When I was at oSu, the common decency of the smoker would prevent him/her from smoking in such a way that he/she would be offensive to non-smokers. Now, I don’t know what happened, or when it happened, but - apparently - both the smokers and the non-smokers need to be dictated to by the University.
And, that is an indictment of all parties concerned.
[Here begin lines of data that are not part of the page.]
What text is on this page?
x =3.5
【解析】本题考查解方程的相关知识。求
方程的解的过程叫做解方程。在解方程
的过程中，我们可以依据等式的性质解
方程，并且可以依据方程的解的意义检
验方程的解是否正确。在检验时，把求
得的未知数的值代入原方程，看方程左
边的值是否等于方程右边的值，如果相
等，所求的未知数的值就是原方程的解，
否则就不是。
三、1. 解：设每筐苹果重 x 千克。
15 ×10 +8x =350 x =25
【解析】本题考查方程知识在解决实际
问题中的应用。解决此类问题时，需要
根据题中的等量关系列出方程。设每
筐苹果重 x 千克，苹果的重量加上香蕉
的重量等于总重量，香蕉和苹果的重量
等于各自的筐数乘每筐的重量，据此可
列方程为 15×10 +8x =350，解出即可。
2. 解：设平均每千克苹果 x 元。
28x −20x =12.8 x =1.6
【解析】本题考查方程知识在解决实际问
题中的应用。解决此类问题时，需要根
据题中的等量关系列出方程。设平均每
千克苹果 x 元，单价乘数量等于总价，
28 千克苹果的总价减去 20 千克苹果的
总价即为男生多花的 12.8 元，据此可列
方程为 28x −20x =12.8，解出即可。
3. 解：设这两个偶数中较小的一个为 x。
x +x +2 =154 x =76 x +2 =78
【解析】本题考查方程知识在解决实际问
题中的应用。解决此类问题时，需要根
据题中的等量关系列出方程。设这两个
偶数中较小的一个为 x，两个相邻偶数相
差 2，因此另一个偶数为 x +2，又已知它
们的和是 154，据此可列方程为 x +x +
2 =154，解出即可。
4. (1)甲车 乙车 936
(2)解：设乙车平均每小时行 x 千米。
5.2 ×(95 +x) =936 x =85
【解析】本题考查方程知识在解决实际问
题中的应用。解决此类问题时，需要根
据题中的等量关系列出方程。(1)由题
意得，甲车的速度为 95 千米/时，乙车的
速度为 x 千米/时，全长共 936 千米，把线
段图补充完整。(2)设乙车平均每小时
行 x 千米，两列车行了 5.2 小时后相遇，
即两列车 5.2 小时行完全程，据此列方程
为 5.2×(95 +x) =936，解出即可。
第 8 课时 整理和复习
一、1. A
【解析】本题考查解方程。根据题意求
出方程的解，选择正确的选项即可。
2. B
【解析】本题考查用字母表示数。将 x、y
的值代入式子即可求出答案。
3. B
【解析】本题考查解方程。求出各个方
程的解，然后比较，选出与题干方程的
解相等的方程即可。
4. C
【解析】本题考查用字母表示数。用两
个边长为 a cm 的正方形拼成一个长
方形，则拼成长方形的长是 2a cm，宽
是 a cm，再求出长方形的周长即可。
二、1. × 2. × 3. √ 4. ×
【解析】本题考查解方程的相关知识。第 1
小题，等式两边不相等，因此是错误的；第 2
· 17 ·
If you feel so strongly against OSU’s new policy for a smoke-free campus you should most definitely transfer. They are not trying to be your parents they are just with the majority of people when they say they want a smoke free campus. Smoking is absolutely disgusting and as the daughter of a parent who smokes I most definitely loved this campus for the smoke-free policy. Yes, smoking is a personal preference but who are you to blow your smoke in somewhere I am paying to be? You should definitely have to go sit in your car in smoke, big deal, don’t force other people to breathe in what you’re choking down. That is just selfish. Being at around campus and seeing the “smoke-free” signs is a nice feeling. Also, why should you complain about the smoking policy, it is THEIR land and they can most definitely make the rules.